To our knowledge, this study is the first to conduct a comprehensive systematic review of RCTs that assessed the advantages and disadvantages of using lanthanum treatment for CKD-MBD in dialysis patients. A previous [25] systematic review evaluated the effects of all phosphate binders on CKD-MBD in patients with CKD and also confirmed the efficacy of lanthanum in reducing the phosphorus levels (similar to that of CC) and lowering the incidence of hypercalcemia. However, the study did not evaluate the effects of lanthanum on mortality, vascular calcification, and bone disorder. Moreover, it did not provide the detailed side effects of lanthanum on bone, plasma, and liver contents nor include peritoneal-dialysis patients. Other published meta-analyses focused only on SH [59] or included both observational studies and RCTs [60].
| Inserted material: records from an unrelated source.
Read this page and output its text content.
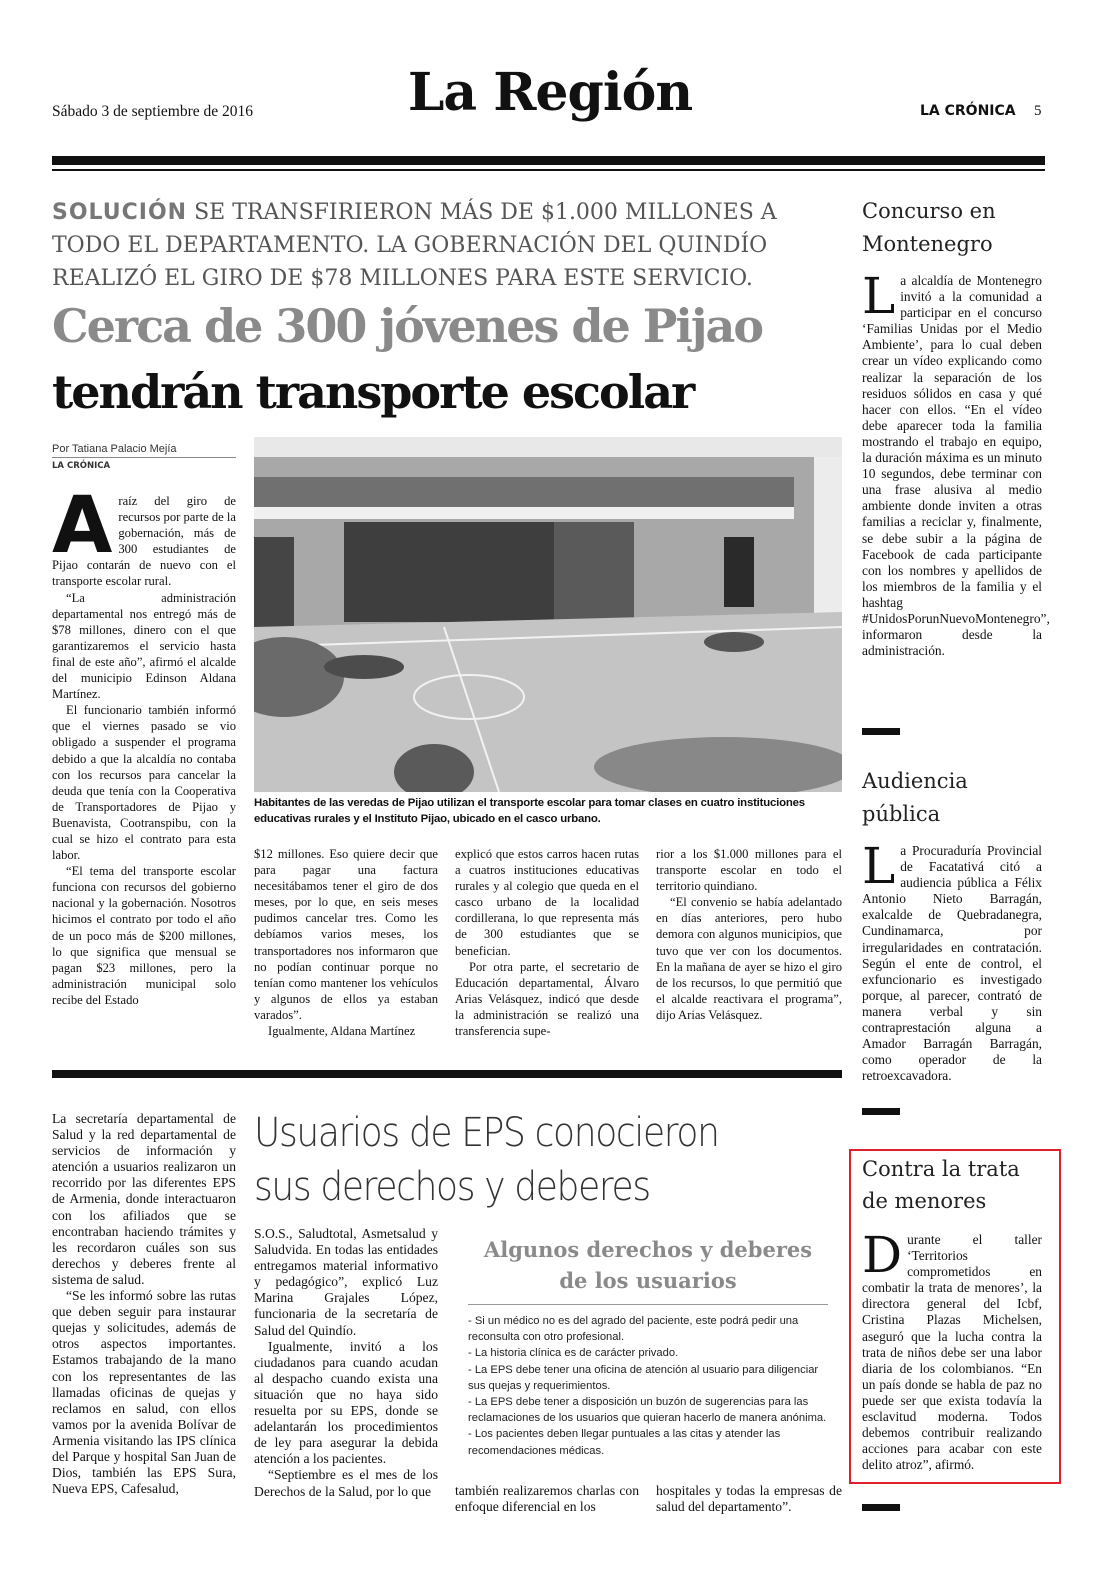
Sábado 3 de septiembre de 2016	La Región	LA CRÓNICA 5
SOLUCIÓN SE TRANSFIRIERON MÁS DE $1.000 MILLONES A TODO EL DEPARTAMENTO. LA GOBERNACIÓN DEL QUINDÍO REALIZÓ EL GIRO DE $78 MILLONES PARA ESTE SERVICIO.
Cerca de 300 jóvenes de Pijao
tendrán transporte escolar
Por Tatiana Palacio Mejía
LA CRÓNICA
Habitantes de las veredas de Pijao utilizan el transporte escolar para tomar clases en cuatro instituciones educativas rurales y el Instituto Pijao, ubicado en el casco urbano.
A raíz del giro de recursos por parte de la gobernación, más de 300 estudiantes de Pijao contarán de nuevo con el transporte escolar rural.

“La administración departamental nos entregó más de $78 millones, dinero con el que garantizaremos el servicio hasta final de este año”, afirmó el alcalde del municipio Edinson Aldana Martínez.

El funcionario también informó que el viernes pasado se vio obligado a suspender el programa debido a que la alcaldía no contaba con los recursos para cancelar la deuda que tenía con la Cooperativa de Transportadores de Pijao y Buenavista, Cootranspibu, con la cual se hizo el contrato para esta labor.

“El tema del transporte escolar funciona con recursos del gobierno nacional y la gobernación. Nosotros hicimos el contrato por todo el año de un poco más de $200 millones, lo que significa que mensual se pagan $23 millones, pero la administración municipal solo recibe del Estado

$12 millones. Eso quiere decir que para pagar una factura necesitábamos tener el giro de dos meses, por lo que, en seis meses pudimos cancelar tres. Como les debíamos varios meses, los transportadores nos informaron que no podían continuar porque no tenían como mantener los vehículos y algunos de ellos ya estaban varados”.

Igualmente, Aldana Martínez

explicó que estos carros hacen rutas a cuatros instituciones educativas rurales y al colegio que queda en el casco urbano de la localidad cordillerana, lo que representa más de 300 estudiantes que se benefician.

Por otra parte, el secretario de Educación departamental, Álvaro Arias Velásquez, indicó que desde la administración se realizó una transferencia supe-

rior a los $1.000 millones para el transporte escolar en todo el territorio quindiano.

“El convenio se había adelantado en días anteriores, pero hubo demora con algunos municipios, que tuvo que ver con los documentos. En la mañana de ayer se hizo el giro de los recursos, lo que permitió que el alcalde reactivara el programa”, dijo Arias Velásquez.

Concurso en Montenegro
L a alcaldía de Montenegro invitó a la comunidad a participar en el concurso ‘Familias Unidas por el Medio Ambiente’, para lo cual deben crear un vídeo explicando como realizar la separación de los residuos sólidos en casa y qué hacer con ellos. “En el vídeo debe aparecer toda la familia mostrando el trabajo en equipo, la duración máxima es un minuto 10 segundos, debe terminar con una frase alusiva al medio ambiente donde inviten a otras familias a reciclar y, finalmente, se debe subir a la página de Facebook de cada participante con los nombres y apellidos de los miembros de la familia y el hashtag #UnidosPorunNuevoMontenegro”, informaron desde la administración.

Audiencia pública
L a Procuraduría Provincial de Facatativá citó a audiencia pública a Félix Antonio Nieto Barragán, exalcalde de Quebradanegra, Cundinamarca, por irregularidades en contratación. Según el ente de control, el exfuncionario es investigado porque, al parecer, contrató de manera verbal y sin contraprestación alguna a Amador Barragán Barragán, como operador de la retroexcavadora.

Contra la trata de menores
D urante el taller ‘Territorios comprometidos en combatir la trata de menores’, la directora general del Icbf, Cristina Plazas Michelsen, aseguró que la lucha contra la trata de niños debe ser una labor diaria de los colombianos. “En un país donde se habla de paz no puede ser que exista todavía la esclavitud moderna. Todos debemos contribuir realizando acciones para acabar con este delito atroz”, afirmó.

Usuarios de EPS conocieron
sus derechos y deberes

La secretaría departamental de Salud y la red departamental de servicios de información y atención a usuarios realizaron un recorrido por las diferentes EPS de Armenia, donde interactuaron con los afiliados que se encontraban haciendo trámites y les recordaron cuáles son sus derechos y deberes frente al sistema de salud.

“Se les informó sobre las rutas que deben seguir para instaurar quejas y solicitudes, además de otros aspectos importantes. Estamos trabajando de la mano con los representantes de las llamadas oficinas de quejas y reclamos en salud, con ellos vamos por la avenida Bolívar de Armenia visitando las IPS clínica del Parque y hospital San Juan de Dios, también las EPS Sura, Nueva EPS, Cafesalud,

S.O.S., Saludtotal, Asmetsalud y Saludvida. En todas las entidades entregamos material informativo y pedagógico”, explicó Luz Marina Grajales López, funcionaria de la secretaría de Salud del Quindío.

Igualmente, invitó a los ciudadanos para cuando acudan al despacho cuando exista una situación que no haya sido resuelta por su EPS, donde se adelantarán los procedimientos de ley para asegurar la debida atención a los pacientes.

“Septiembre es el mes de los Derechos de la Salud, por lo que

Algunos derechos y deberes de los usuarios
- Si un médico no es del agrado del paciente, este podrá pedir una reconsulta con otro profesional.
- La historia clínica es de carácter privado.
- La EPS debe tener una oficina de atención al usuario para diligenciar sus quejas y requerimientos.
- La EPS debe tener a disposición un buzón de sugerencias para las reclamaciones de los usuarios que quieran hacerlo de manera anónima.
- Los pacientes deben llegar puntuales a las citas y atender las recomendaciones médicas.

también realizaremos charlas con enfoque diferencial en los

hospitales y todas la empresas de salud del departamento”.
Our systematic review has a number of limitations. Except for two trials with large sample sizes of 1359 [23] and 767 [31], most of the trials enrolled a limited number of patients. The duration of half of these trials ranged from 4 weeks to 8 weeks. The key findings are limited by the lack of long-term studies on mortality, cardiovascular events, cardiovascular calcification, and bone disorder. Most of the included trials only observed the biochemical parameters without considering patient-focused outcomes. Moreover, this review did not evaluate the health economic effectiveness of LC. Although LC can reduce the serum phosphorus level and has a lower risk of vascular calcification and hypercalcemia, it is a rare metal that is more valuable than calcium. A number of studies focused on the cost-effectiveness ratio of phosphate binders [61, 62]. One study [61] showed that LC is cost-effective as a second-line treatment for patients who are not adequately maintained on CC (serum phosphorus above 5.6 mg/dL). Therefore, a systematic review that evaluates the health economic effectiveness of LC must be conducted to serve as a guideline for clinicians in providing individualized therapies for different patients, particularly for those in developing countries.

Conclusions

The results of this meta-analysis show that lanthanum efficiently lowers the serum phosphorous and iPTH levels without elevating the serum calcium level. Apart from a higher incidence of vomiting, LC did not demonstrate higher incidence rates of other adverse effects compared with other treatments. Moreover, the accumulation of LC in blood and bone was below toxic levels. Current evidence is insufficient to demonstrate that lanthanum is superior to other phosphate binders in terms of lowering mortality, cardiovascular events, and vascular calcification as well as of improving bone disorder. Future studies with larger sample sizes and longer durations must be conducted to assess the effects of lanthanum on not only biochemical outcomes, but also on mortality, cardiovascular events, vascular calcification, and bone disorder. In addition, comparison with sevelamer carbonate, safety in bone and liver, health economic effectiveness, dialysis method and prescription should also be concerned in the future studies with LC.